Si le mot « origine » n’existait pas, on ne rechercherait pas une origine à l’univers. Et si le mot origine existe, c’est parce que les humains, à leur échelle humaine, en ont eu besoin. Qui nous dit que nous pouvons « penser » en dehors de l’échelle humaine ? Qui nous permet de croire que l’infiniment petit et l’infiniment grand sont accessibles, là où les mots humains n’ont plus prise, à une pensée contaminée à jamais par un vocabulaire et un formalisme empruntés aux habitudes de l’échelle humaine ? Il faudrait s’extraire de toute humanitude pour penser ces échelles dont les concepts échappent sûrement à ceux dans lesquels nous sommes enfermés. Les théories les plus audacieuses sont toujours prisonnières de l’audace, car même l’audace n’est qu’humaine. Dans cette prison, où l’humilité semble vouloir l’emporter, peut résider notre grandeur. La noblesse de la science, et de la physique, réside précisément dans sa volonté de vouloir longtemps encore se tromper. Et d’adorer cela.

7 Commentaires

  1. Bonjour,

    L’esprit a sans doute une histoire, mais il n’y a pas d’histoire de l’esprit.
    Vous êtes invité à visiter mon blog (fermaton.over-blog.com), le code d’Einstein. C’est une théorie mathématique de la conscience humaine.

    Cordialement

    Clovis Simard

  2. Avant de prouver ou chercher une chose, on doit la définir.
    Chacun de nous perçois dieu selon ses convictions personnelles, religieuses, culturelles…..
    Dans la science, il faut bien définir « lequel des dieux » qu’on veut prouver sa compatibilité avec les lois de la physique. C’est possible que le dieu selon la conception de Stephen Hawking et scientifiquement parlant n’existe pas. Ce n’est pas une conclusion absolue.
    La question qu’on doit se poser : Dieu est’il définissable ?

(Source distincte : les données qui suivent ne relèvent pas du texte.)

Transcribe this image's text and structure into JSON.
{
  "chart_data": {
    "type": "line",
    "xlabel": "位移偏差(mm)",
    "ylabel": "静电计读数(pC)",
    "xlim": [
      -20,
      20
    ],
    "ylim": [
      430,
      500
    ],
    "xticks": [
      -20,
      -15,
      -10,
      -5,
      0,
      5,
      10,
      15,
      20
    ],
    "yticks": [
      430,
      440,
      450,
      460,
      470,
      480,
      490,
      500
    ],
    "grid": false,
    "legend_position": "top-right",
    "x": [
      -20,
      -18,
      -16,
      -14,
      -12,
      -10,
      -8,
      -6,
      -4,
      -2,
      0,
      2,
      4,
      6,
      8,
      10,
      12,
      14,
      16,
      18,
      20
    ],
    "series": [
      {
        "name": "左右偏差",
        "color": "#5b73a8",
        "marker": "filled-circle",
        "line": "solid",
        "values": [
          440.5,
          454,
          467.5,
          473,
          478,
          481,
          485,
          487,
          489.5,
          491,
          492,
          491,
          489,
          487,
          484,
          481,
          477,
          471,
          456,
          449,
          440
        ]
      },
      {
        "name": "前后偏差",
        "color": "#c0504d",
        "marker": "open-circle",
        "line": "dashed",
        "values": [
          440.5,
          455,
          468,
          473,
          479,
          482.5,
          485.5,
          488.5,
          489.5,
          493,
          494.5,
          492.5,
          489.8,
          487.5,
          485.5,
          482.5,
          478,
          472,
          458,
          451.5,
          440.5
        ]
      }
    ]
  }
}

  3. Rien à dire contre ce texte qui, étonnamment de la part de Moix, relève d’une grande pertinence. Mais alors que dire du concept « Dieu », invention purement humaine, trop humaine. Sans parler des livres « révélés » écrits par des hommes pour des hommes au mépris du réel. Au moins les mathématiques, les sciences en général, sont évolutives, alors que les religions stagnent dans leurs postulats inébranlables. Par ailleurs, on n’a jamais fait la guerre au nom des mathématiques ! A tout prendre, l’esprit humain, s’il ne peut sortir de sa condition et tout imparfait qu’il soit, s’invente grâce aux maths une musique cosmique et poétique sans barrière raciale ni ethnique (et qui plus est fort utile au quotidien).

  4. Moi les humains je les trouve droles. Par exemple, ils font preuve d’humilite devant Dieu, mais ils utilisent des termes comme « Parole divine », qui deja sous entendent que Dieu est relativement humain, ce qui parait presomptueux.
    Donc l’exercice du jour est : classer les 4 paires de mots suivantes par ordre de debilite :
    1-parole divine
    2-parole cephalopode
    3-miaulement divin
    4-flatulence divine

  5. Monsieur Stephen Hawking, la sagesse chinoise nous rappelle que le lieu le plus sombre est… sous la lampe (lemonde. 01/11/10).
    Vous devriez vous éloigner un peu. Ce que vous n’avez pas trouvé, (ayez la modestie de penser que) cela existe peut-être.

  6. Alors ça ! Sur le séant et plein d’émoi
    Laisse l’océan de lumière de MOIX!!!
    Encore! Encore! Encore! Encore!
    Quand la RDJ plane à de telles hauteurs, je souscris, j’agrée, je plébiscite en un mot j’approuve.
    Lorsque l’Humain croit en lui-même, il fait bien.
    Lorsqu’il est sur de lui, il a tord.
    Lorsque cet humain qui est sûr de lui est un scientifique, il est à lui seul une catastrophe ambulante, il est un criminel «  » entrainant la mort spirituelle avec intention de la donner » ».

    Signé d’un cherchant tout ce qu’il y a de scientifique
    PS c’est vraiment de vous ce manifeste? Vous mêritez que l’on vous nomme Docteur Honoris Cosae en Big Bang Intello-Spirituel.